Peer closing stream leads to timeout
Description
Environment
Attachments
Activity
Guus der Kinderen November 9, 2023 at 9:01 PM
The discussion with Netty community members on Discord was done here:
They’ve concluded with this text. Although I do believe that this is a Smack bug, the suggested approach might offer some robustness. I’m not sure how easy it is to implement this.
<quote starts below>
i don't think i would really call this a client bug. So here is my theory:
Client sends stream end message
Server processes message
Server sends stream end message
Server queues message somewhere / makes some syscalls / whatever
the channelfuture is "done" (Note: this doesn't mean that the TCP/IP stack actually sent anything yet or that the client actually received the message, or that it already processed it)
Netty executes the listener and closes the connection
The close stuff is also queued somewhere (i don't know enough about TCP/IP stacks xD)
Both segments hit the TCP/IP stack of the client and i guess it prioritzes the connection termination? Dunno. Either way, it never acks the other segment and never forwards it to your client application.
How i would address this while still letting the client close the connection:
Client sends stream end message
Server processes message
Server sends stream end message
Server changes the state of the connection, future packets from the client will be ignored from now on.
Client receives and processes server end message
Client closes the connection
Server detects that the connection is closed, everything is fine now, it executes whatever connection closed logic it has (or does nothing special, depends on your usecase)
if the client for some reason fails to close the connection after the stream end messages are exchanged then the state of the connection should ensure that the server hits a readtimeout sooner or later (make sure to place the timeout handler after your decoding logic)

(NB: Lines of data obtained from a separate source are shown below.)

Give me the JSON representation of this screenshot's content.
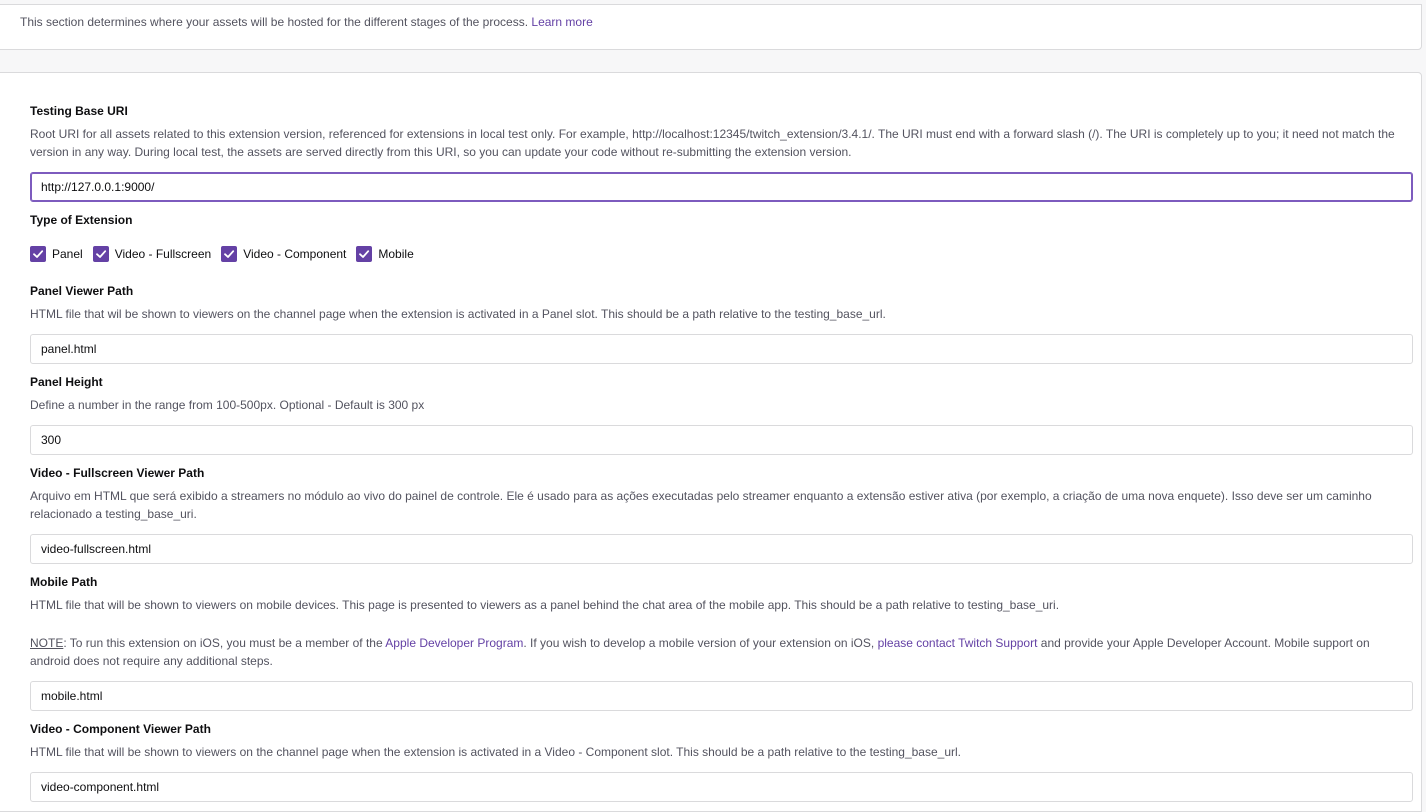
{
  "intro": {
    "text": "This section determines where your assets will be hosted for the different stages of the process.",
    "learn_more": "Learn more"
  },
  "testing_base_uri": {
    "title": "Testing Base URI",
    "description": "Root URI for all assets related to this extension version, referenced for extensions in local test only. For example, http://localhost:12345/twitch_extension/3.4.1/. The URI must end with a forward slash (/). The URI is completely up to you; it need not match the version in any way. During local test, the assets are served directly from this URI, so you can update your code without re-submitting the extension version.",
    "value": "http://127.0.0.1:9000/"
  },
  "type_of_extension": {
    "title": "Type of Extension",
    "options": [
      {
        "label": "Panel",
        "checked": true
      },
      {
        "label": "Video - Fullscreen",
        "checked": true
      },
      {
        "label": "Video - Component",
        "checked": true
      },
      {
        "label": "Mobile",
        "checked": true
      }
    ]
  },
  "panel_viewer_path": {
    "title": "Panel Viewer Path",
    "description": "HTML file that wil be shown to viewers on the channel page when the extension is activated in a Panel slot. This should be a path relative to the testing_base_url.",
    "value": "panel.html"
  },
  "panel_height": {
    "title": "Panel Height",
    "description": "Define a number in the range from 100-500px. Optional - Default is 300 px",
    "value": "300"
  },
  "video_fullscreen_viewer_path": {
    "title": "Video - Fullscreen Viewer Path",
    "description": "Arquivo em HTML que será exibido a streamers no módulo ao vivo do painel de controle. Ele é usado para as ações executadas pelo streamer enquanto a extensão estiver ativa (por exemplo, a criação de uma nova enquete). Isso deve ser um caminho relacionado a testing_base_uri.",
    "value": "video-fullscreen.html"
  },
  "mobile_path": {
    "title": "Mobile Path",
    "description": "HTML file that will be shown to viewers on mobile devices. This page is presented to viewers as a panel behind the chat area of the mobile app. This should be a path relative to testing_base_uri.",
    "note_label": "NOTE",
    "note_part1": ": To run this extension on iOS, you must be a member of the ",
    "note_link1": "Apple Developer Program",
    "note_part2": ". If you wish to develop a mobile version of your extension on iOS, ",
    "note_link2": "please contact Twitch Support",
    "note_part3": " and provide your Apple Developer Account. Mobile support on android does not require any additional steps.",
    "value": "mobile.html"
  },
  "video_component_viewer_path": {
    "title": "Video - Component Viewer Path",
    "description": "HTML file that will be shown to viewers on the channel page when the extension is activated in a Video - Component slot. This should be a path relative to the testing_base_url.",
    "value": "video-component.html"
  },
  "colors": {
    "accent": "#6441a5",
    "focus_border": "#7d5bbe",
    "muted_text": "#53535f"
  }
}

Dan Caseley November 9, 2023 at 7:00 PM

Dan Caseley November 9, 2023 at 5:25 PM
There was one timeout visible when running Smack with
-Dsinttest.securityMode=required
-Dsinttest.enabledConnections=tcp
-Dsinttest.enabledTests=ModularXmppClientToServerConnectionLowLevelIntegrationTest
Although that test passes, the output reports that the Smack client never received the </stream:stream>
from the server.
Openfire trace logging shows this (amongst some boilerplate creation and deletion of unused users and connections):
I was initially suspicious of this:
since the end-of-stream can’t happen on a session without Stream Management (SM), but Guus rightly pointed out that the SM is ended in the first line, so that by the time the second line occurs, it’s correct (albeit slightly suboptimal text).
Worse, this timeout only happened most times.
On digging further, we spotted some risky async operations with Futures that could lead to exactly this behaviour, where a connection could be closed before the stream closure XML had been emitted over the network.
We fixed that in and deployed it to the internet facing server referenced in the above logs (netty03.goodbytes.im
) but the issue continued on most attempts (although curiously never the first attempt after a restart).
After consulting with the lovely folks in Netty’s Discord community, we used Wireshark on the local machine running Spark. This required importing the private key of netty03 into Wireshark, disabling TLS 1.3 and all ECDHE ciphers. This proved that the network adapter of the machine running Spark received the stream close packet despite reporting it missing. Comparison between captures of working and failing runs showed a small timing difference between the stream close and the server notifying the client of an impending closure (fail was approx 0.7ms, passing at ~1.5ms) as well as a graceful 2-way FIN/ACK conversation in the positive case.
We tested adding a 50ms delay between the send and the close on the server side, which reliably solved the problem. Reducing this down to a mere 1ms was also successful.
Having considered this change further we proved that the standard TCP connection in waitForClosingStreamElementTest
doesn’t have the same problems as the ModularXmppClientToServerConnection in testDisconnectAfterConnect
and have decided that further changes to Openfire, adding to the maintenance and configuration and documentation burden to solve for a likely bug in a non-standard configuration of the Smack client isn’t useful. Instead, we’ll open a bug in the Smack repo.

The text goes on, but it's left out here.